I advise against hand to hand for battery charges and it puts yourself in a worse situation. Give yourself distance and spray with some pepper.

Jeff White, what was the mother charged with?
 
The mother wasn't charged. The son won't testify that she hit him and no one else who was at the scene will admit to seeing that part of it. All we had to charge the mother with is what the son said when he was arrested. Since he's going to deny he said it now, there isn't much of a case against her.

Domestic cases are often that way and the law that allows us to charge someone even if the victim won't testify is usually handy for separting the combatants for a while. But in this case the son has no injuries that can be attributed to his mother hitting him, he now says he won't testify that she did and consequently a domestic battery charge will be almost impossible to prove against the mother. Current status is both sides are subject to an order of protection to stay away from each other.

Jeff
 
A while back I was a regular at the blackjack table in a seedy bar that was nearby my apartment. One night I had a good buzz working and let a comment slip, at a volume I didn't think anyone else would hear, about a drunk like the figurative one in this thread. Unfortunately the beer had disabled that little mechanism between brain and mouth, that filter of content and volume that keeps inner monologue on the inside, and the guy heard what I said.

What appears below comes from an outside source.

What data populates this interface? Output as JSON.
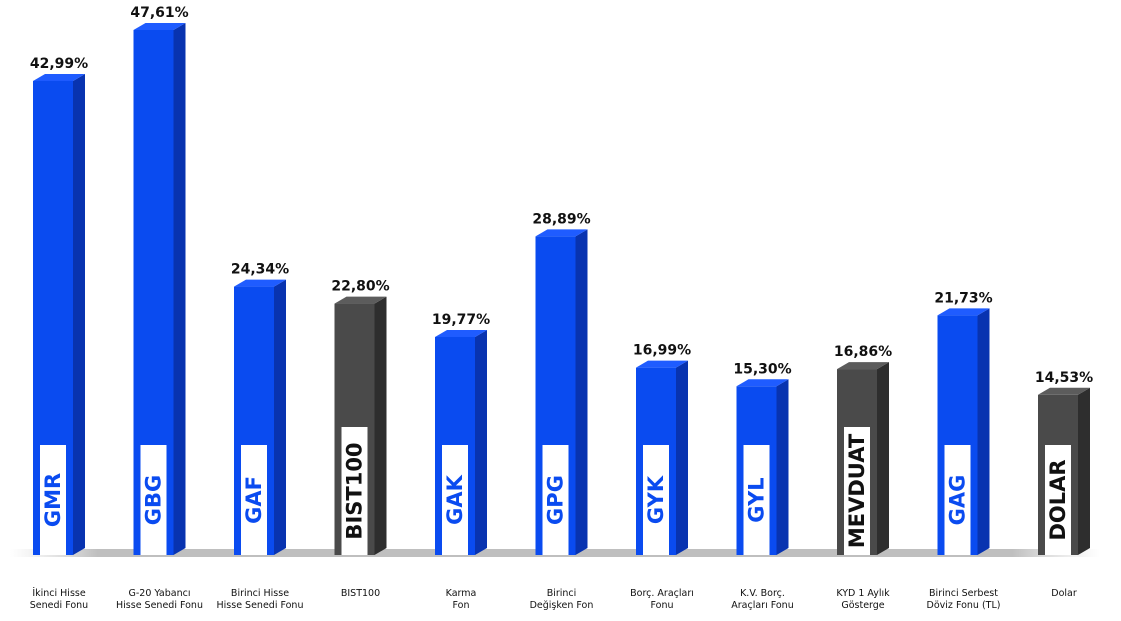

He came up, very close, and started having words with me. Specifically he told me that it was on when I walked out the door, then he walked away.

Short-term solution: As soon as he came up to me I tried to be friendly - "Hey man, I'm just messing around. How bout I get you something do drink." He wasn't interested.

Back-up short-term solution: I'm generally a guy that isn't hard to get along with. That night it came back to me in the form of a big favor. When I left, one other regular and one of the blackjack dealers saved me from possible legal trouble and a probable ass-kicking and walked toward the door with me. When the drunk saw me walk out with two other people he decided to find easier prey. He was later removed from the bar for actually starting a fight with someone else.

Long-term solution: I still go to that bar occasionally, but never on weekends and never alone. I still like the atmosphere (on quiet nights), the "by name" service, and the prices are still in my range.

Failing either short-term solution, I probably would have fallen back on a self-defense moved learned in the army that should have proven semi-effective. It involves the gonads and is informally referred to as the "grab, twist, and pull." Like many here, I've spent some time learning martial arts, but that night as I was heading for the door, the only moves my mind kept reviewing in case they were needed were the most simple ones, like the one above, or how the pen in my pocket could be used most effectively.

It's bears repeating again - if you need a weapon to be there, it's best just not to go. This was a rare circumstance at this place. Additionally, I made myself more conspicuous than I should have. In the end, I got lucky. Best of all, I learned from it and it could have been a much harsher lesson.
 
If running weren't an option I'd probably engage the guy I knew was a baddun'. Challenge or shooting depends on the particular situation. After that I'd address the other armed guy. Again, it depends on what he's doing and saying at that moment. If he's shooting the bad guy I probably won't be shooting him. If he's aiming at me, that's another story. If he's shooting me while I'm dealing with the known criminal, then it's just going to be a bad day for me. These things happen. If he's holding a badge and saying something like "Police!" I'll do whatever he says and just might drop my gun if it looks like he's nervous about me holding it. It all depends.